In computer science, there are several string-matching algorithms used to identify a position where one or several strings(patterns) are found within a larger string or text. In this post, 4 widely-used algorithms are applied to address the problem of single-pattern matching, including Brute Force (BF) algorithm, Rabin–Karp (RK) algorithm, Boyer–Moore (BM) algorithm and Knuth–Morris–Pratt (KMP) algorithm.

Here is the specification: given a pattern P and a searchable text T, both strings, determine whether the pattern appears somewhere in the text. Let’s say the length of P is n and the length of T is m, and also assume that n < m. And k = |Σ| be the size of the alphabet.

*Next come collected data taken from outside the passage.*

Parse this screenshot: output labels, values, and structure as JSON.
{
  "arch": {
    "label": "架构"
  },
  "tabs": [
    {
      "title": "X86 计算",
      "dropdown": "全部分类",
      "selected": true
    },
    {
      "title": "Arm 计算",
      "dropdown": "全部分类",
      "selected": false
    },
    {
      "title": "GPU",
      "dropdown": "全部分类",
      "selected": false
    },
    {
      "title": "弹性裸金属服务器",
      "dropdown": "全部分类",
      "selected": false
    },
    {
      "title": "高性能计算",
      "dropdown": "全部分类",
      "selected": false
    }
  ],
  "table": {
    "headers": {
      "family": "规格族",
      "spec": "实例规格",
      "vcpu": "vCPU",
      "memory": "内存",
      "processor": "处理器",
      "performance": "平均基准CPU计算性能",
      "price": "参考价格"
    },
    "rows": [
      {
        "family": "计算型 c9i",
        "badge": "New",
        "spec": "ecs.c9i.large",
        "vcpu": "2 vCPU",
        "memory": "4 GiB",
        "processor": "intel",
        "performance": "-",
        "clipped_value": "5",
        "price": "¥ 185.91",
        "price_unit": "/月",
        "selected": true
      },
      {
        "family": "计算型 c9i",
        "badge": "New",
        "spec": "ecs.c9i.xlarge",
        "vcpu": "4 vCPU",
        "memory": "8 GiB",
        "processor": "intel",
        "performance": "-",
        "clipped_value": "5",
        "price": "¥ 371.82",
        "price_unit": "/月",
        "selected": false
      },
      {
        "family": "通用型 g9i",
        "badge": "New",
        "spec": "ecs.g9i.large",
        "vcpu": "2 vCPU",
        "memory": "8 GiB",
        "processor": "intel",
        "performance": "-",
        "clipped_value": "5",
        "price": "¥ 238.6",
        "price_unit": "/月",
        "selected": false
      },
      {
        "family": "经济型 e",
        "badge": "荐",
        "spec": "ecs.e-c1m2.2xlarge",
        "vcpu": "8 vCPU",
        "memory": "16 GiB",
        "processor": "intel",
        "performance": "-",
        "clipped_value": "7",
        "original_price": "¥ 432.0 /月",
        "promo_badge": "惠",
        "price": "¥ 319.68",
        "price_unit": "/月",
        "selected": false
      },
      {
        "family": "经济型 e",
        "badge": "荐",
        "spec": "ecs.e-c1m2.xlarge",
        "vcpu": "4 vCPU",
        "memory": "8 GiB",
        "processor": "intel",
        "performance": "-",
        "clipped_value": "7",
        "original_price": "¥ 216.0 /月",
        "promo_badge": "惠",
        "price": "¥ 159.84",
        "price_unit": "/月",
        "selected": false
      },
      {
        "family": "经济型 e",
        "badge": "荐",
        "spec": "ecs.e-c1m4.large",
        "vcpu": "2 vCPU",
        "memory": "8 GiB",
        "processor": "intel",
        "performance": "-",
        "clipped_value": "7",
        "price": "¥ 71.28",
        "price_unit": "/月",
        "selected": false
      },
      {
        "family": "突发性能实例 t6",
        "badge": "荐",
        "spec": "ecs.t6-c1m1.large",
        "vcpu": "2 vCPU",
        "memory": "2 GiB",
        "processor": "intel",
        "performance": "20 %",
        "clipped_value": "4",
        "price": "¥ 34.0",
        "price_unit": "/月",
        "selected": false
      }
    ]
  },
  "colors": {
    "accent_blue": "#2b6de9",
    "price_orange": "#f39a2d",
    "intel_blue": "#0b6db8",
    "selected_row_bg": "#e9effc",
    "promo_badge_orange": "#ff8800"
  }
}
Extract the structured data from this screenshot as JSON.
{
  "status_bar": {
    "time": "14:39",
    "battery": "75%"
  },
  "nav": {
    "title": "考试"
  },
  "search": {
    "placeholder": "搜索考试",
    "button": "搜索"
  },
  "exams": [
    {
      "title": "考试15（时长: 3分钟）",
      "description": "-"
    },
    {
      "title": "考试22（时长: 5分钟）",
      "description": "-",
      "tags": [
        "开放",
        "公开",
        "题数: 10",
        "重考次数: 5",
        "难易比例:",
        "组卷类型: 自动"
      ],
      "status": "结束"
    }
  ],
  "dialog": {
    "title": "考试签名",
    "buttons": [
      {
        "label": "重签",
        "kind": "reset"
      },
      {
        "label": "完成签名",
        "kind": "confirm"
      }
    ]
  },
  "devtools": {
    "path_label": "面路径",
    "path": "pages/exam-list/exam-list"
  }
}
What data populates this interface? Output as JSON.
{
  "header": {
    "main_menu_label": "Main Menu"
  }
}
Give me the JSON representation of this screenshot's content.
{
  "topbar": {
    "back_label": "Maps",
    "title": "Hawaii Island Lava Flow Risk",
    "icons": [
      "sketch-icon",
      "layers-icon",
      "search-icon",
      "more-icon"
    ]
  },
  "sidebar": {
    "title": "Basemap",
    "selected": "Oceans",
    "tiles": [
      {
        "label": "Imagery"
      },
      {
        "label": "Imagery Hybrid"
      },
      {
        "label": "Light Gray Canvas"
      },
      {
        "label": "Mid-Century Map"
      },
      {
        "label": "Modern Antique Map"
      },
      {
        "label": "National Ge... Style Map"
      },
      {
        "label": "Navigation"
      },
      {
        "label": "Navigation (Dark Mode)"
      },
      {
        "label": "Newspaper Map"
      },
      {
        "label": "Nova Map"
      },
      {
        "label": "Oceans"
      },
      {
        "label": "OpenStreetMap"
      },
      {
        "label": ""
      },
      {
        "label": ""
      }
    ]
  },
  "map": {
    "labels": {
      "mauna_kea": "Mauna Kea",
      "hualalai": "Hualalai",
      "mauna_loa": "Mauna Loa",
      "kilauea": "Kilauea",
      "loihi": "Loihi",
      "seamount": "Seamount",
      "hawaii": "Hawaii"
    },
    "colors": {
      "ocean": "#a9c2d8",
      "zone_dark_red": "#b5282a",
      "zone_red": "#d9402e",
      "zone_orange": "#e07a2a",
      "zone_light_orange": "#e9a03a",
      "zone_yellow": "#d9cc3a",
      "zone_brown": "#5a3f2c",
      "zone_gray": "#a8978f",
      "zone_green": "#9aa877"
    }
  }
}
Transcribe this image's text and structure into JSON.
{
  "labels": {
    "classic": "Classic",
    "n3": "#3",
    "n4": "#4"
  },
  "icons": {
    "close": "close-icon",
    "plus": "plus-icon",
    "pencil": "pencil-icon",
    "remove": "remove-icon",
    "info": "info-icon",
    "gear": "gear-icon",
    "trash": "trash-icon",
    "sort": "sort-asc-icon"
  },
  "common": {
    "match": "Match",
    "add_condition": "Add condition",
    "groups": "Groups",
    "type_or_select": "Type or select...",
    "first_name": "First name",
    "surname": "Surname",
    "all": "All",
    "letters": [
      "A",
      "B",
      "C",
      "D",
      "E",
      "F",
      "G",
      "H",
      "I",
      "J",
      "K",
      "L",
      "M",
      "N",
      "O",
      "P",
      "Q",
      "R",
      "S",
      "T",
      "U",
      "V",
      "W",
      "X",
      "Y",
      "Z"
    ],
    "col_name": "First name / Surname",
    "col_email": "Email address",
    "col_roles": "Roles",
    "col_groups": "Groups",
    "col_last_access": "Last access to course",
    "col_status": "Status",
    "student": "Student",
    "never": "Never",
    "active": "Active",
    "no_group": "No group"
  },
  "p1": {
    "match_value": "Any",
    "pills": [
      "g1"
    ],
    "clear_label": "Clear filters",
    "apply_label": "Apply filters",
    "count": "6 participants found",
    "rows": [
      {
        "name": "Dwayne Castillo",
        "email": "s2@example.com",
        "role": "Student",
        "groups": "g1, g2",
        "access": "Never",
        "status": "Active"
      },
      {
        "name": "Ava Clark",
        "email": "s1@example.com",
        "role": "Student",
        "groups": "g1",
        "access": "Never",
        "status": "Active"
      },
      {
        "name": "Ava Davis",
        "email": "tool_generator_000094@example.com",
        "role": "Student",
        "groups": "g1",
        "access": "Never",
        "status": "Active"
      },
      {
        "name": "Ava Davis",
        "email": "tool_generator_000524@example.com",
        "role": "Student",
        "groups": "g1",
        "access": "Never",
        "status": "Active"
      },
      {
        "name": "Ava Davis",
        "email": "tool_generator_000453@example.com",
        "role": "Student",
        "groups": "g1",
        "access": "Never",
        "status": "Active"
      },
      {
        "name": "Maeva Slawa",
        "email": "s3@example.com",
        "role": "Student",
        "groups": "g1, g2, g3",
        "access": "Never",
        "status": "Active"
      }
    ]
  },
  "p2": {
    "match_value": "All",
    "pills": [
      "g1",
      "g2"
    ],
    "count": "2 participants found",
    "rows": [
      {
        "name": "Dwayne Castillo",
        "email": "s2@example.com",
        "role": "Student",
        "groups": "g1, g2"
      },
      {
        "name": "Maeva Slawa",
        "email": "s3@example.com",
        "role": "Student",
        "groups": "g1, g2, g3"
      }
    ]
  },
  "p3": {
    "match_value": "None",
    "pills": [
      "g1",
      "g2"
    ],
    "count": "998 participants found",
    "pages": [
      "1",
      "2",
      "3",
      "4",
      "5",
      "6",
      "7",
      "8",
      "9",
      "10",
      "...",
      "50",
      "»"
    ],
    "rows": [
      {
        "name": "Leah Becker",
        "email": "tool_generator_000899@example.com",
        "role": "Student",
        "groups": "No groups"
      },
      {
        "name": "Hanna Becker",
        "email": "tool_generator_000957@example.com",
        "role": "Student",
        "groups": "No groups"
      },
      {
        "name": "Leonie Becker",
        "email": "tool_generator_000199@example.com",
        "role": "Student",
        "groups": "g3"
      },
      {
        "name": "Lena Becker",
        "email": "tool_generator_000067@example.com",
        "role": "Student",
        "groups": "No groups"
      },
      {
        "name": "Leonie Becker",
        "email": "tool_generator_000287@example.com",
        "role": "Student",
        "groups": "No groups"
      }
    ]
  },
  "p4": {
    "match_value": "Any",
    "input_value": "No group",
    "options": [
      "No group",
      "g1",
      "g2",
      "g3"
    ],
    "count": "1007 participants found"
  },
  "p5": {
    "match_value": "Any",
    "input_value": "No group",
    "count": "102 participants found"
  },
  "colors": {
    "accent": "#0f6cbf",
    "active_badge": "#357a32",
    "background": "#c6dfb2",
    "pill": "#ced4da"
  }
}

For ease of explanation, I define

T = 'penpineappleapplepen'
P = 'plep'

where n = 4, m = 19 and k = 26.

Brute Force Algorithm

A.K.A Naive string-search algorithm, is the simplest algorithm to implement with the low efficiency. It’s just to try out every possible position that P might appear in T.

Rabin–Karp Algorithm

The RK algorithm uses a rolling hash to quickly filter out positions of the text that cannot match the pattern. And due to the condition that the positions of the text which have the same hash value as the pattern but may not actually match the pattern, if the hash value equals the hash value of the pattern, it performs a full comparison at that position to make sure completely matched.

As we can see, the hash function, which converts every string into a numeric value, play a key role in the process of applying the RK algorithm. There is a popular and effective rolling hash function called the Rabin fingerprint. But we do not discuss a specific hash function here because the selection of hash functions depends on the situation of the problem to be addressed. The general implementation of the RK algorithm is shown as follows.

1. computing the hash value for the substring s[i..i+m-1]of T and the pattern P;

The trick can be used with a hash roller. A rolling hash is a hash function designed specifically to allow the operation. This formulation of the rolling hash will determine the next hash value in constant time from the previous value.

s[i..i+m-1] = s[i-1..i+m-2] - s[i-1] + s[i+m-1]

2. comparing the hash value h[i] with the hash value of P;

3. filtering out positions of the text that cannot match the pattern, and then checks for a match at the remaining positions. 

Boyer–Moore Algorithm

The BM algorithm is efficient that is the standard benchmark for practical string-search literature. The key features of the algorithm are to match the pattern from right to left, and to skip the text in jumps of multiple characters instead of searching every single character in the text. The actual shifting offset is the maximum of the shifts calculated by two shift rules. Let’s take a look of them respectively first.

The Bad Character Rule

Assume c is the character of T at the position i, so T[i] = c. Upon mismatch as c:

  • if P does not contain c, shift P entirely past i (shift by i+1). e.g. T[2] = 'n', and P does not contain 'n', then shift P to right by 3 positions.
  • otherwise, shift P to align the last occurrence (the most right) of c in P with T[i]. e.g. T[6] = 'e', and P contains 'e', then shift P to align the most right of 'e' in P with T[6].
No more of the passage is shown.